I walk around campus now and it is teeming with beautiful faces.  And while so often we wish for the quiet of the summer, I have to admit; it’s good to see everyone again.  Once again, I am part of a tribe, a thin place.

One of the biggest pleasures of my life has been observing my son grow into a decent human being.  Only yesterday it seems he came walking tearfully into my bedroom one night, all unkempt and puffy eyed from crying, to tell me that he just couldn’t decide.  “What honey, what can’t you decide?”  "When I grow up, I want to marry Elizabeth (a classmate in his newly formed kindergarten class) but I also want to marry you."  “Oh honey, you don’t have to decide that.  You can have everything you want and need,” I lied.  Lying is, afterall, a sacred tradition of parents the world over.

And then they move out, form intimate relationships, create community, pay most of their own way in the world.  And you think, "well, they are all grown up.  They don’t need me anymore."  And then the phone chirps.
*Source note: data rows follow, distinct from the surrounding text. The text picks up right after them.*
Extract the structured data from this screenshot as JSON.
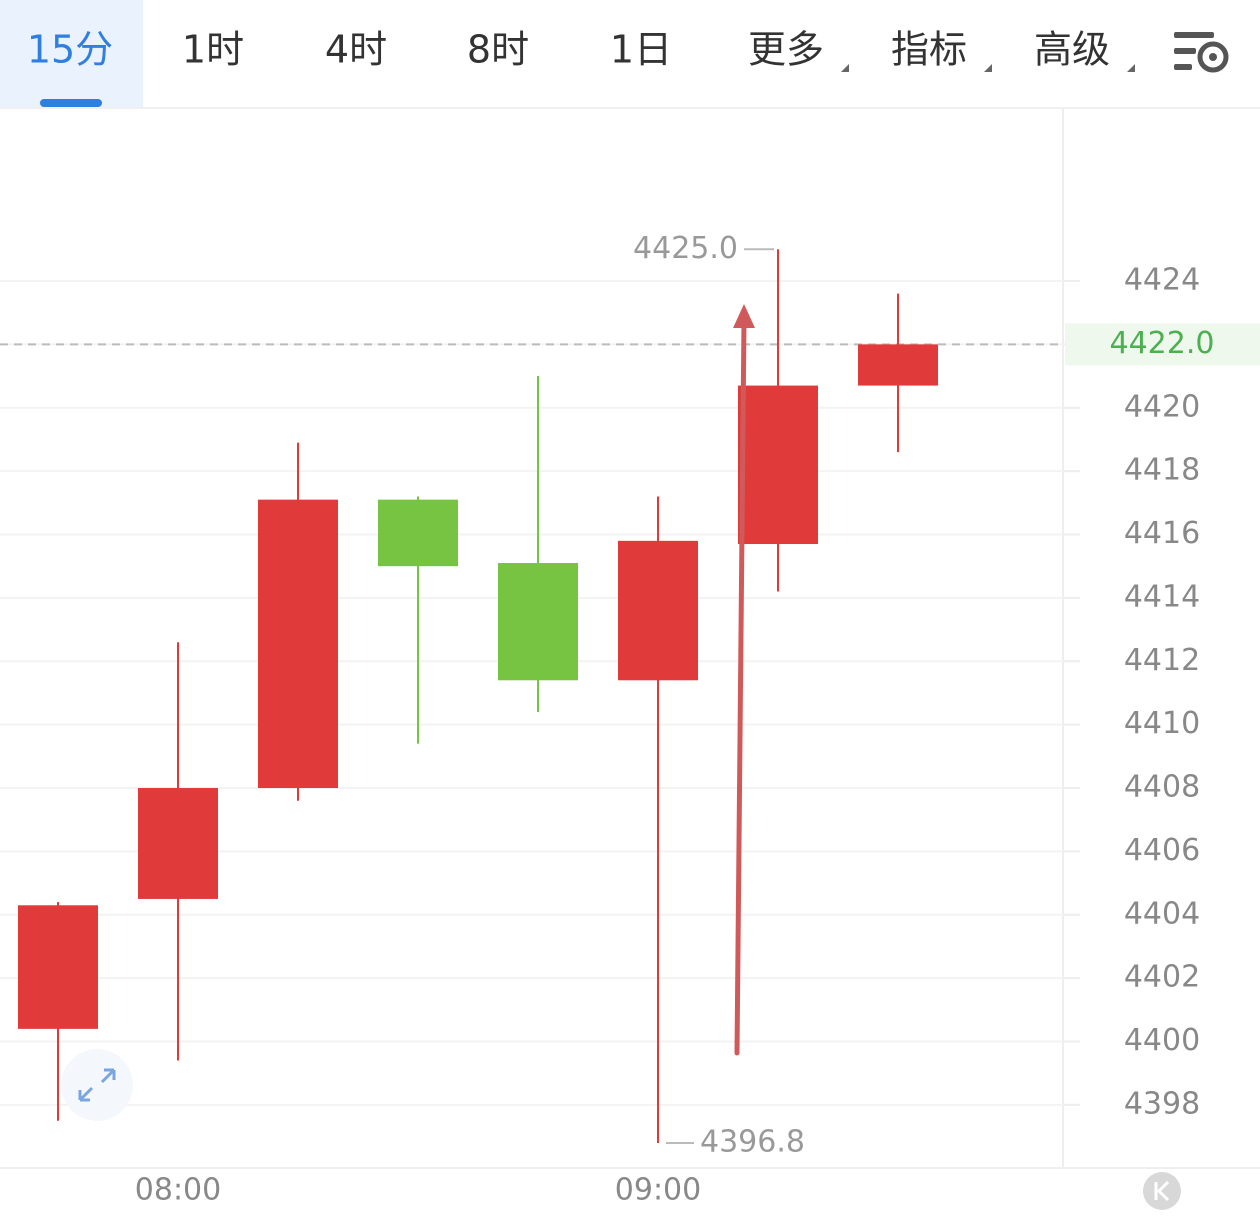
{
  "toolbar": {
    "tabs": [
      "15分",
      "1时",
      "4时",
      "8时",
      "1日",
      "更多",
      "指标",
      "高级"
    ]
  },
  "chart_data": {
    "type": "candlestick",
    "categories": [
      null,
      "08:00",
      null,
      null,
      null,
      "09:00",
      null,
      null
    ],
    "open": [
      4400.4,
      4404.5,
      4408.0,
      4417.1,
      4415.1,
      4411.4,
      4415.7,
      4420.7
    ],
    "high": [
      4404.4,
      4412.6,
      4418.9,
      4417.2,
      4421.0,
      4417.2,
      4425.0,
      4423.6
    ],
    "low": [
      4397.5,
      4399.4,
      4407.6,
      4409.4,
      4410.4,
      4396.8,
      4414.2,
      4418.6
    ],
    "close": [
      4404.3,
      4408.0,
      4417.1,
      4415.0,
      4411.4,
      4415.8,
      4420.7,
      4422.0
    ],
    "up_color": "#e03a3a",
    "down_color": "#76c442",
    "ylim": [
      4396,
      4429.5
    ],
    "yticks": [
      4398,
      4400,
      4402,
      4404,
      4406,
      4408,
      4410,
      4412,
      4414,
      4416,
      4418,
      4420,
      4422,
      4424
    ],
    "grid": true,
    "current_price": {
      "value": 4422,
      "label": "4422.0"
    },
    "annotations": [
      {
        "value": 4425,
        "label": "4425.0"
      },
      {
        "value": 4396.8,
        "label": "4396.8"
      }
    ]
  }
}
And you are greeted with the same tearful voice a few octaves lower, grieving for the passing of a beloved cat in a very sudden and traumatic way.  To watch him and his partner bring this kitten into their lives and take care of him, make decisions for his welfare together, negotiate, compromise and sacrifice for the good of another being is a thin place.

To know that he no longer needs me there to figure out you have to dig the grave and do the next thing, you grieve, you cry together, you talk through your sorrow and you hold one another and you don’t go to class, you don’t go to work.  You put on black clothing, pull the blinds, so to speak, and you feel the pain.  To know he knows this, that he has someone to hold and to be held by is indeed for me to know god.

For all of you Duke parents out there and parents of other emerging adults, I am excited for the thin places you will discover this year.   And, thank you for sending us your children.  Campus is a lot more beautiful this week than it has been all summer.